Airbnb Signals for Slower Growth in US amid Weak Demand

As U.S. President Donald Trump’s tariff dragging consumer sentiment and raising growth concerns, Airbnb announced its forecast on its second-quarter revenue, with its midpoint figure lower than Wall Street’s estimation.

The company speculated that the revenue would reach between $2.99 to $3.05 billion. Based on analysts consensus for $3.04 billion in revenue, Airbnb finds its mean in revenue guideline falling slightly below market expectations.

Airbnb also expected its rental revenue generated from an occupied room per day to become stagnant while its core profit margin dropped slightly compared to the previous year.

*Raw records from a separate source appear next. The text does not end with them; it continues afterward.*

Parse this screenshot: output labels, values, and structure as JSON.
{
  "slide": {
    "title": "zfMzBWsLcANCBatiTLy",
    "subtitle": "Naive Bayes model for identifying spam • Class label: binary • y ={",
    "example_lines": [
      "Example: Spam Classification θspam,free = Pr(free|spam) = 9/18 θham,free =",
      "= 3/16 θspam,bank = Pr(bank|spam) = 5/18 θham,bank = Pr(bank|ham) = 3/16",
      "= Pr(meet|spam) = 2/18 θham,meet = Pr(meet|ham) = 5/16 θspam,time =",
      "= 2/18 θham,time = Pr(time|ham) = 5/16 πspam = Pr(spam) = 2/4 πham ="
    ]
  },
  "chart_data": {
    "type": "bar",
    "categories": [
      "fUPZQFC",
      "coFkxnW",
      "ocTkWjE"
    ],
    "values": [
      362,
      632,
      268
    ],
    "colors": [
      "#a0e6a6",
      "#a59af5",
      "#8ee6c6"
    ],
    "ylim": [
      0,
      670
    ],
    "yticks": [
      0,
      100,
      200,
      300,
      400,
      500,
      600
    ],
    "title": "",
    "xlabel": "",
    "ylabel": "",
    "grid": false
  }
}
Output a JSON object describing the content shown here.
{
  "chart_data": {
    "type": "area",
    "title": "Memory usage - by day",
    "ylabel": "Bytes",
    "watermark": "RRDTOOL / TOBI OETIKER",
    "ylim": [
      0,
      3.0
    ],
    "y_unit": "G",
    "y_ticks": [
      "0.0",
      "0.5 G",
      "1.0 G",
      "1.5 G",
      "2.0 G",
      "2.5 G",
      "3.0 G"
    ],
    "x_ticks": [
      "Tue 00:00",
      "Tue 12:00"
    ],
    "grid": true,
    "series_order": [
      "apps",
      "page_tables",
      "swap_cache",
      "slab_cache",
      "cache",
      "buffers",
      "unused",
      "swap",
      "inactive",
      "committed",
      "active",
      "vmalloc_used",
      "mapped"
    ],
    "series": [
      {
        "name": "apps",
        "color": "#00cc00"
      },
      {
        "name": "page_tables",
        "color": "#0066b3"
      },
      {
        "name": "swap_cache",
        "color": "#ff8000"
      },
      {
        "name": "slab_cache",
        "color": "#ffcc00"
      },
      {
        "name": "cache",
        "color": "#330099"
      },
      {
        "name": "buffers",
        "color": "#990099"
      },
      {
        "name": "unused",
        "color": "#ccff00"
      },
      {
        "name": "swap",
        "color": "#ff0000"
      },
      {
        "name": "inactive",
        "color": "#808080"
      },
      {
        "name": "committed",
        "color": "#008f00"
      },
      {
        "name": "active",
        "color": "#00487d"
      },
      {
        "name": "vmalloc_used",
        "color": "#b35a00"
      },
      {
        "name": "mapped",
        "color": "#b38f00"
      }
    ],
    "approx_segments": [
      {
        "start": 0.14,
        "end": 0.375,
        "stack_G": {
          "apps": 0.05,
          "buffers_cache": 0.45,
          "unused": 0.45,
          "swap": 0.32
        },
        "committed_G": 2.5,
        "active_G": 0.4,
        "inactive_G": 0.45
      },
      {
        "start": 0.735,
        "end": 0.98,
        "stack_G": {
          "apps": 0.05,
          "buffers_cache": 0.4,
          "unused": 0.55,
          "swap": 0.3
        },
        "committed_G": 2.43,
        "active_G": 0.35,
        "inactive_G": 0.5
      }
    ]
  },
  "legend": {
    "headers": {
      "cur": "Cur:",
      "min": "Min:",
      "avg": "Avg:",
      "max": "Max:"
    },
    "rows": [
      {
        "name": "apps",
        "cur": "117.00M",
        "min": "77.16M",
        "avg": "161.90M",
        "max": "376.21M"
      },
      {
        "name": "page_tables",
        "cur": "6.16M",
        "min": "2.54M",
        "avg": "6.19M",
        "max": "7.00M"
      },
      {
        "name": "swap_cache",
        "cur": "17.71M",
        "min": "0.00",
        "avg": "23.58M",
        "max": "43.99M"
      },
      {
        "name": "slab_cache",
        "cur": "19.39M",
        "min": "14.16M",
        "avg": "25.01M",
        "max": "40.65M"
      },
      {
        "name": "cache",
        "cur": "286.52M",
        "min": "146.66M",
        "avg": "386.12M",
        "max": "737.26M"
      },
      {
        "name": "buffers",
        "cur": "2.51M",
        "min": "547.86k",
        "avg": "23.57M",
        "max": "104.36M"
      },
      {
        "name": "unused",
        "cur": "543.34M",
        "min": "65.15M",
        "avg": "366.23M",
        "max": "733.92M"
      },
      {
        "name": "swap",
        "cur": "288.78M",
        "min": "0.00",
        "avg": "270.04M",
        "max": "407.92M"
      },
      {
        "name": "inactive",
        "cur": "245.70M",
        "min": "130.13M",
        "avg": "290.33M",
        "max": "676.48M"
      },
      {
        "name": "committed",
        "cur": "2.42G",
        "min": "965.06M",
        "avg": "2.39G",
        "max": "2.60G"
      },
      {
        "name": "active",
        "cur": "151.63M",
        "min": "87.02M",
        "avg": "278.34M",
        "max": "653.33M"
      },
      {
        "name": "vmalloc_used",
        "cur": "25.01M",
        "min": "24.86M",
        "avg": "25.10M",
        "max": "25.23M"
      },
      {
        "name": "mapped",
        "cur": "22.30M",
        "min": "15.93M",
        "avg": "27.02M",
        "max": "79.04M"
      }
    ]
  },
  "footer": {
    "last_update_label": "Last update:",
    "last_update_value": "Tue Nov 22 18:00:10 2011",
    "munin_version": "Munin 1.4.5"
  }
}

Still, the company’s total revenue for the first quarter has increased 6% to $2.27 billion, ahead of analysts’ anticipation of $2.26 billion. Airbnb’s nights and experiences booked also rose 8% YoY to 143.1 million. If the rate excluded the North America’s bookings, it would increase by 11% YoY.

The company’s net income, however, fell from $264 million to $154 million YoY, citing the higher number of employees, the write off, and the decrease of interest income. Moreover, the CFO, Ellie Mertz, also pointed to the booking window’s shorter rate, indicating the rise of uncertainty and cautiousness among consumers. 

Other related tourism businesses also mentioned similar difficulties. For example, Delta Airline pointed out that the travel demand has stalled, while Hilton revised its 2025 revenue forecast after the hotel company’s CEO stated that the travelers were in a “wait-and-see” mode.